What the correction actually corrected


The 2022 correction repriced the rate-sensitive component of venture valuations with unusual speed. Companies valued at 50x revenue in 2021 were marked at 5x to 10x revenue in 2023 — not because the businesses had deteriorated proportionally but because the discount rate applied to their future cash flows had normalized. This is the monetary phenomenon unwinding.


What it did not correct: the underlying technological progress that created the investment opportunities. Cloud infrastructure, AI capabilities, software eating industries that remained largely undigitized — these are real secular trends that were used as justification for bubble-era valuations but that exist independently of the bubble.
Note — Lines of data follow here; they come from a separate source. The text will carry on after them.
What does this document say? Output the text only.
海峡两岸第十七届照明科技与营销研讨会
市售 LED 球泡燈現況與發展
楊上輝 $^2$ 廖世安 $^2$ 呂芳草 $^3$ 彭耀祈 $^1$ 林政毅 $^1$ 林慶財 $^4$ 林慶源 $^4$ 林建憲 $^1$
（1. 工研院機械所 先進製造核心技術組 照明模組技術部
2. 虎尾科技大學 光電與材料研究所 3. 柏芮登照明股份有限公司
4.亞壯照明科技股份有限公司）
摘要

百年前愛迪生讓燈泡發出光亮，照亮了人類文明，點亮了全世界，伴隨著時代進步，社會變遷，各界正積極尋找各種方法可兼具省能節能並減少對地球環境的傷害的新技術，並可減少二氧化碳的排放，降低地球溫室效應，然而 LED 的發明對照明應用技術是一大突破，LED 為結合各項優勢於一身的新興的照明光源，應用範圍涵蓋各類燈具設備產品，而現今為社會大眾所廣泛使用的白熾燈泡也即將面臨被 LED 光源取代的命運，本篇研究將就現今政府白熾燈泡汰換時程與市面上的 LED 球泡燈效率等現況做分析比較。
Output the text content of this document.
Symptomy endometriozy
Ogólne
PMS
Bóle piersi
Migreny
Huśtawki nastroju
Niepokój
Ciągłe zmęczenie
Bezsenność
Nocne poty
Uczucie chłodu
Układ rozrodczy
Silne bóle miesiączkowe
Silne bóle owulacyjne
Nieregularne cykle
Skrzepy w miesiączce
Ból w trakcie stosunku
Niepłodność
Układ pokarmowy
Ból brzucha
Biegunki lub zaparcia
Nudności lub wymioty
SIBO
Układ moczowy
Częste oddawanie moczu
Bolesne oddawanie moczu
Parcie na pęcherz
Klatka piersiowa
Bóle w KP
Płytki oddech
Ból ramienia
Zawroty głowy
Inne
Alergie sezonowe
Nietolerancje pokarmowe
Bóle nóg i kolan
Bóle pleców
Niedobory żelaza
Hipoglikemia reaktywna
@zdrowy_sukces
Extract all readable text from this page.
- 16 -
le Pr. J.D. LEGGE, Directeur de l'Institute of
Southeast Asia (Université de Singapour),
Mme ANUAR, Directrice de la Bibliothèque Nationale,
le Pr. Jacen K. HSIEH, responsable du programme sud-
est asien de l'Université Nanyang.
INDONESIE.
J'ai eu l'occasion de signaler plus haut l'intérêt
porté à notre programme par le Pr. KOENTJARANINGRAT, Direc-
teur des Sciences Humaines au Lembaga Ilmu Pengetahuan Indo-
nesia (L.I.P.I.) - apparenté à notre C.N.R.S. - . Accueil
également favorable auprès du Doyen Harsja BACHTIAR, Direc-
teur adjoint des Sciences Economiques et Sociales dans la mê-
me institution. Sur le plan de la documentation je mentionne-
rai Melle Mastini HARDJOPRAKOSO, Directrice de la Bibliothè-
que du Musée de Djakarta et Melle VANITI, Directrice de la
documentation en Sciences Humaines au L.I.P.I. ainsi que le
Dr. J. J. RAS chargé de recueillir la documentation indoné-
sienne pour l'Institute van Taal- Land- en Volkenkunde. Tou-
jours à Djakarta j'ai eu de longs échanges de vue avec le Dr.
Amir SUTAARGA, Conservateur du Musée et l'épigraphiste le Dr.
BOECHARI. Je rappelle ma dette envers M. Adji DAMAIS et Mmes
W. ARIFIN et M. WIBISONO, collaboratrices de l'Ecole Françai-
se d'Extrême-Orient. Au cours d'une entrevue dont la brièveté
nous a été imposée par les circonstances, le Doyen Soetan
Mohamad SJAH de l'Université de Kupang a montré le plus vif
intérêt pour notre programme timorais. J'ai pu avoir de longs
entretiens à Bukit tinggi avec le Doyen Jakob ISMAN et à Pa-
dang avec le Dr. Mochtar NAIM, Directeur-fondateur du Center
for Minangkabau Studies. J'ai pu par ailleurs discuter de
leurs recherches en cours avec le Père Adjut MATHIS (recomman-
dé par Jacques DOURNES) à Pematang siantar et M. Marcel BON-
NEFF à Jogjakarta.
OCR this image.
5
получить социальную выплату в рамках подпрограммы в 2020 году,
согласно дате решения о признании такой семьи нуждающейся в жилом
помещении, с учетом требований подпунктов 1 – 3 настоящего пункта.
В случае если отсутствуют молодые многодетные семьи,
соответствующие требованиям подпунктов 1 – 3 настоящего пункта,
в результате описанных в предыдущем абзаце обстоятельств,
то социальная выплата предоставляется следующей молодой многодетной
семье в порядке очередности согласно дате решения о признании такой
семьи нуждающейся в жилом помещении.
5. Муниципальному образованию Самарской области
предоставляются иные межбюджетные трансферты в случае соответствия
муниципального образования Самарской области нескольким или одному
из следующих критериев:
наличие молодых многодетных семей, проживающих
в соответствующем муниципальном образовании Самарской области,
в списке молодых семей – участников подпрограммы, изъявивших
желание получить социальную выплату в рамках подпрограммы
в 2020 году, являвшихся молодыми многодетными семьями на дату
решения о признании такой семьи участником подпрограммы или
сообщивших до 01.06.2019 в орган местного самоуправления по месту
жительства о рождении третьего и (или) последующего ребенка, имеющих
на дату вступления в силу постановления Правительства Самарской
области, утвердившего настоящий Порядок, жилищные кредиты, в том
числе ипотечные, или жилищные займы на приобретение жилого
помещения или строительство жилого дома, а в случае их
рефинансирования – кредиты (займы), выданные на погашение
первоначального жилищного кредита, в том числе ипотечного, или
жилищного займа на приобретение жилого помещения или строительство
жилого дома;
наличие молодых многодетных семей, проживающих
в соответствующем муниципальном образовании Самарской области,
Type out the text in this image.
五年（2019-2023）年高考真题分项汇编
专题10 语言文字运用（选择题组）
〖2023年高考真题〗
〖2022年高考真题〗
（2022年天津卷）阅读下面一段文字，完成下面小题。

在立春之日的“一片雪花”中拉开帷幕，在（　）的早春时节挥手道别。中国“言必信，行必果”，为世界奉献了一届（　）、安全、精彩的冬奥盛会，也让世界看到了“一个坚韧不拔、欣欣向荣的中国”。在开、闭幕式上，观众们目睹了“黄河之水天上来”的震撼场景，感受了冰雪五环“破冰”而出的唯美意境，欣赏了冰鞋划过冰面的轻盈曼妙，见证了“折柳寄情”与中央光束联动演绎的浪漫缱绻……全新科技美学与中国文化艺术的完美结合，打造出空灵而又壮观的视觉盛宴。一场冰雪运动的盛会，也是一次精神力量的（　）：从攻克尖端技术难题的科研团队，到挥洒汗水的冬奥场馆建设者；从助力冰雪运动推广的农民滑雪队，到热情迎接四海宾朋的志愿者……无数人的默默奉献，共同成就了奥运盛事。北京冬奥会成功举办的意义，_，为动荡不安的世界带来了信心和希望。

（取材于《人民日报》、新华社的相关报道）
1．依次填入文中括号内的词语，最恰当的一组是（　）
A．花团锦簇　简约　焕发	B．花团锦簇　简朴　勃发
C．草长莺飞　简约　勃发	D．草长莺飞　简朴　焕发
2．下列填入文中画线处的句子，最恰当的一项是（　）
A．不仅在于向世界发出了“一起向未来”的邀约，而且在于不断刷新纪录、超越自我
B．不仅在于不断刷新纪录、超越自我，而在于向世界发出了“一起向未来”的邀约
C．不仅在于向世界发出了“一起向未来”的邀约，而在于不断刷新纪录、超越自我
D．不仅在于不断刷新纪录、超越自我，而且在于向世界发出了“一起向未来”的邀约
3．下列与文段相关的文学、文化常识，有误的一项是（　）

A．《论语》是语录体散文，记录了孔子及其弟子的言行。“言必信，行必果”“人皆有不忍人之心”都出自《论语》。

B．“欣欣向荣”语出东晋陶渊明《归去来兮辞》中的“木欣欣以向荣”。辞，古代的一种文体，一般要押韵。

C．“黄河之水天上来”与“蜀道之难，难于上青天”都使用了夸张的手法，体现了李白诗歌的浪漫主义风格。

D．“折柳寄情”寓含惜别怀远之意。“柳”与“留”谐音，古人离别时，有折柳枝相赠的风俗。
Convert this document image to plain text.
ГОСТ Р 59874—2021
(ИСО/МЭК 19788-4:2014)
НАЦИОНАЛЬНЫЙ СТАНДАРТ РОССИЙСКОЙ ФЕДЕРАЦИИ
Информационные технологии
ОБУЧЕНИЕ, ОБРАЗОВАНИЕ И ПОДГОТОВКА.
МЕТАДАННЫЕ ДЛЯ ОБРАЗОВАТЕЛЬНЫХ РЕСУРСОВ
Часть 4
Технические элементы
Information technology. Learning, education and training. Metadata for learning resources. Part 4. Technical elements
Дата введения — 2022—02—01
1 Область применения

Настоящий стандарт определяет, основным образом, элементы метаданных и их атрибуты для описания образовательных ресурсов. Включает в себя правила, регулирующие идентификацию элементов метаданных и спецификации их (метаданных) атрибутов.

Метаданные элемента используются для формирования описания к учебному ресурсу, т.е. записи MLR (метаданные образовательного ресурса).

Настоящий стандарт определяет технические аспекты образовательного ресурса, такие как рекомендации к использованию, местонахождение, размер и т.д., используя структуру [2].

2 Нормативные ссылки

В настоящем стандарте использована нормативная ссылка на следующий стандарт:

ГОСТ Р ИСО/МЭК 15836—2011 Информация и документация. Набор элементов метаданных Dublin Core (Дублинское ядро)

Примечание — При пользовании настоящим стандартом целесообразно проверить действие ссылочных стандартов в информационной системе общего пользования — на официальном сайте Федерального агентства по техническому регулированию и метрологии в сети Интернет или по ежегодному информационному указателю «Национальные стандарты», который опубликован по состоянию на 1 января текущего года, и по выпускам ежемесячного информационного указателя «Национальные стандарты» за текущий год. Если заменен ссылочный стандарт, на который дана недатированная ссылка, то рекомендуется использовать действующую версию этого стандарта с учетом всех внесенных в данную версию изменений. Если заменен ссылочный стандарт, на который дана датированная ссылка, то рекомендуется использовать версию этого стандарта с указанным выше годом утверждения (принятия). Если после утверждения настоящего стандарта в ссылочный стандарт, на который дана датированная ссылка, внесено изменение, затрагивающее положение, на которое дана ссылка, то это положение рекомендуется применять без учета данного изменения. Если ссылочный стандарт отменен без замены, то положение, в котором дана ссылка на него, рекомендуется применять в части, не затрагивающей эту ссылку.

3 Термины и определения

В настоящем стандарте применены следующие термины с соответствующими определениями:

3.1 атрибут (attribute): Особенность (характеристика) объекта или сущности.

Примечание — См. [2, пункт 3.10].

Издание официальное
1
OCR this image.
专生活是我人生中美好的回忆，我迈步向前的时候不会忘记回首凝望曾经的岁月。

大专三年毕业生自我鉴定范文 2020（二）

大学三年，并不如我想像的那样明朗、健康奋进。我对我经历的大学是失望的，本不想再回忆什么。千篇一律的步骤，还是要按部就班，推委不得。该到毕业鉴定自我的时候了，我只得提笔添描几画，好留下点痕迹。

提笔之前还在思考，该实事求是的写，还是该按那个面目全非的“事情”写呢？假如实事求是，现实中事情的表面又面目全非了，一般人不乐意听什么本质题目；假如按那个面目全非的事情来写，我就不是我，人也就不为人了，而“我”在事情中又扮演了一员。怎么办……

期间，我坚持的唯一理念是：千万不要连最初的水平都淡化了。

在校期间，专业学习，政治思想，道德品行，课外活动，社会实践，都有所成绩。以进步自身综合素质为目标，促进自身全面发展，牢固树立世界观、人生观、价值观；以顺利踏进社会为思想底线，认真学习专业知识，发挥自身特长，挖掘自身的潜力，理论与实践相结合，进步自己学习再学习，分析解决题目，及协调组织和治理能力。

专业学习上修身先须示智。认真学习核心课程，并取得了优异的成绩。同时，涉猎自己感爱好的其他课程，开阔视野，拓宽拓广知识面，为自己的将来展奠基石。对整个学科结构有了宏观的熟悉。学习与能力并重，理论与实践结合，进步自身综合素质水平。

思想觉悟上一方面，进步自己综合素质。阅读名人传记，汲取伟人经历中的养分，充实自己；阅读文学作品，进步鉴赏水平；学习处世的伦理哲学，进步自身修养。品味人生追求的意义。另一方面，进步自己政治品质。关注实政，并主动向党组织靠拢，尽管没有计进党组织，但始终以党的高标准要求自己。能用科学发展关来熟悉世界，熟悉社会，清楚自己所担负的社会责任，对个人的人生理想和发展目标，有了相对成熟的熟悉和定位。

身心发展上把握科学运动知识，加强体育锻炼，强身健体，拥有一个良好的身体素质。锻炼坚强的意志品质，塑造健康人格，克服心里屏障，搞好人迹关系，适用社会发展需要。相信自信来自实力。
The post-correction opportunity in venture is to invest in real technological progress at valuations that reflect normal discount rates rather than ZIRP-era distortions.


The venture capital bubble of 2020 to 2021 will be studied as a case study in how monetary policy distorts risk asset valuation across the entire capital structure. The technology was real and remains real. The lesson is not to distrust technology investing. It is to understand that valuation is always a function of both the underlying business and the rate environment in which it is valued.


This post represents the analytical views of the author and is intended for informational and educational purposes only. Nothing herein constitutes investment advice or a recommendation to buy or sell any security.